I thirst for God's goodnesses. I pant for his blessings. But to drink from his cup? I crave days laced with comfort. Fulfilling marriage with little self-sacrifice. Thoughtful children with meager investment. Successful work with quick shortcuts. That cup of salvation seems too heavy to lift to dry lips.

And I wonder: is it true too of the body of the Christ? "Many are eager to be happy with him; few wish to suffer anything for him," writes Thomas á Kempis. "Many will follow him as far as the breaking of bread, but few will remain to drink from his passion.

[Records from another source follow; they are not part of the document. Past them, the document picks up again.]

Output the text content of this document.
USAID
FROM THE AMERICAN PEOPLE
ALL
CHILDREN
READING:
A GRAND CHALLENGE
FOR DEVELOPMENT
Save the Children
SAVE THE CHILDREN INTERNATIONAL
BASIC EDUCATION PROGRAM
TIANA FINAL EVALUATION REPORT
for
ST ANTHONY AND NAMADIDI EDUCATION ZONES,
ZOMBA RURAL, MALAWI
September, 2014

Many love Christ as long as they encounter no hardship . . . "

But is that love?

Anxious to molt free of the tightening burden of annoying coworkers, aging parents, demanding children, the responsibilities relentlessly mounting, we plead, "My Father, if it is possible, may this cup be taken from me." I make normal everyday problems into a Garden of Gethsemane. I writhe at the thought of daily dying. I pray, "Give us our daily bread, my expected luxuries, but no, I'll pass on the cup."

If I pray for no hardship, do I really love?

Aren't I the one who daily collects God's blessings like manna? Words from his Word, nourishment cupped in a bowl, lilt of birds lighting, sunlight pooling on floor, splash of sunset at day's end. Redemption. Mercy. Abundant life. I gather his gifts.

There are times, not frequent enough, when I rouse to it all and ask with the Psalmist, "How can I repay the Lord for all his goodness to me?" (Ps. 116:12).

But the answer the Psalmist offers is the one that I too often choke on, can't quite get down. "I will lift up the cup of salvation" (Ps. 116:13). Is that why the cup is heavy, too painful to lift? Because in salvation, there is a dying to our wants. And an embracing of his.

So I let him spoon the words in deliberately. So I don't die. (And yet do.) I sit for hours, waiting for an appointment. A computer rebels before a deadline. A project unravels. He asks me to accept, lift, sip deeply, "How can I repay the Lord for all his goodness to me? I will lift up the cup." Perhaps, in small, unremarkable ways, I too can enter into the communion joy of dying to self? A child wails and clings, and I'm late and the oatmeal burns. Again to open dry lips: "Give thanks for his torrent of good. Lift up the cup. Drink it all down." Perhaps, in this high calling to humble living, it is possible to remember daily his far greater sacrifice, his innumerable unmerited kindnesses, and choose to give thanks for whatever he gives in the moment—all of it.

Yes, to drink of his passion. In choosing to drink down the moments simply as they come, without chaffing, is this the wholesale gratitude he entreats of us?